In case anyone wonders, I’m not engaging in pointed hints about East Asians (I tend to come right out and say these things), although they are a big chunk of the zombie population. The other major zombie source I’ve noticed is upper income white girls. I have never met a white boy zombie, or a black or Hispanic zombie of any gender, although perhaps they are found in large numbers elsewhere. But the demographics of my experience leads me to wonder if culture and expectations play a big part in whether a student is willing to put the time and energy into faking it. Or maybe it’s easier for people with certain intellectual attributes (a really good memory, for example) to fake it.

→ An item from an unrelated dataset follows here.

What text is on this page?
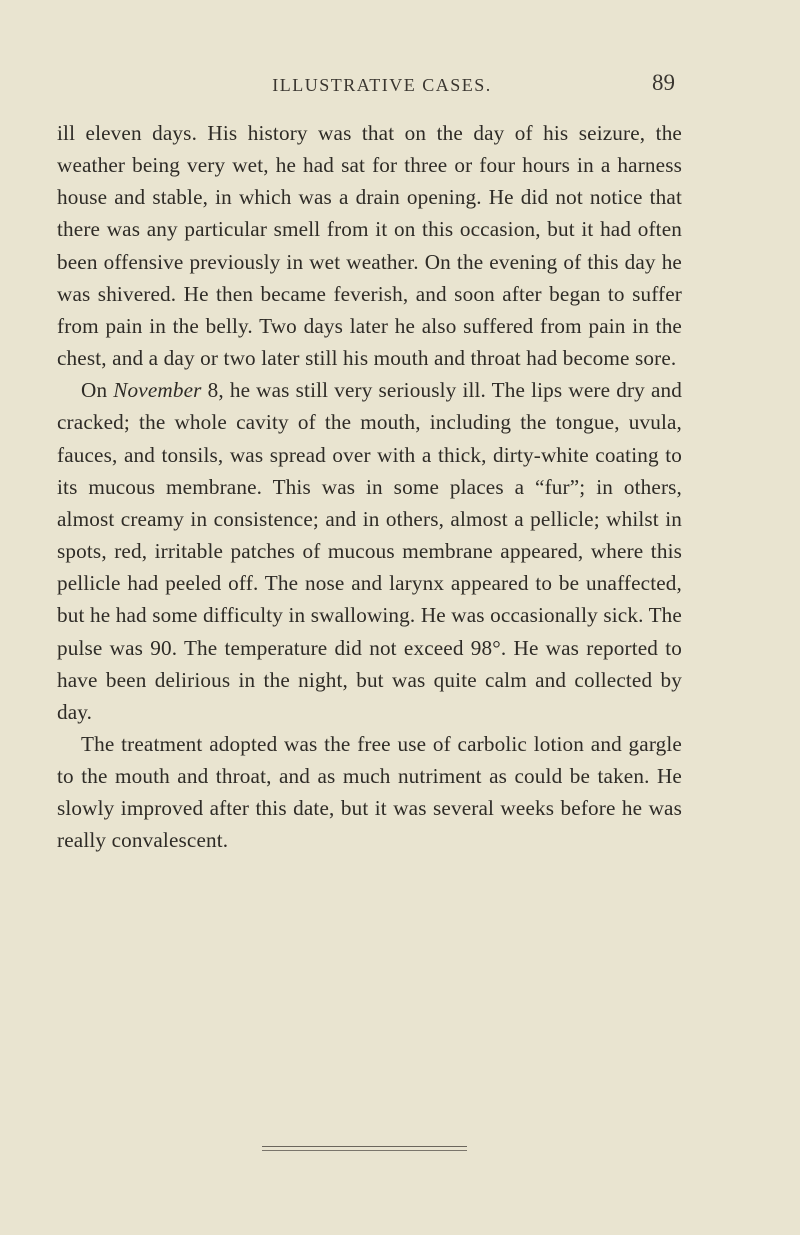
ILLUSTRATIVE CASES.	89

ill eleven days. His history was that on the day of his seizure, the weather being very wet, he had sat for three or four hours in a harness house and stable, in which was a drain opening. He did not notice that there was any particular smell from it on this occasion, but it had often been offensive previously in wet weather. On the evening of this day he was shivered. He then became feverish, and soon after began to suffer from pain in the belly. Two days later he also suffered from pain in the chest, and a day or two later still his mouth and throat had become sore.

On November 8, he was still very seriously ill. The lips were dry and cracked; the whole cavity of the mouth, including the tongue, uvula, fauces, and tonsils, was spread over with a thick, dirty-white coating to its mucous membrane. This was in some places a “fur”; in others, almost creamy in consistence; and in others, almost a pellicle; whilst in spots, red, irritable patches of mucous membrane appeared, where this pellicle had peeled off. The nose and larynx appeared to be unaffected, but he had some difficulty in swallowing. He was occasionally sick. The pulse was 90. The temperature did not exceed 98°. He was reported to have been delirious in the night, but was quite calm and collected by day.

The treatment adopted was the free use of carbolic lotion and gargle to the mouth and throat, and as much nutriment as could be taken. He slowly improved after this date, but it was several weeks before he was really convalescent.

Anyway, I’ll do a part 2, and not solely to reveal zombie thinking. I was planning on writing about this session before the G&B piece appeared. Not only did I enjoy the chance to work with calculus, but I also have really started to understand how unrealistic it is to teach calculus in high school. I’m moving towards the opinion that most kids in AP Calc don’t understand what the hell’s going on, thanks to the unrealistic but required pacing.

Oh and yes, I don’t know much calculus. Forgive me if my wording isn’t correct, and feel free to offer better in the comments.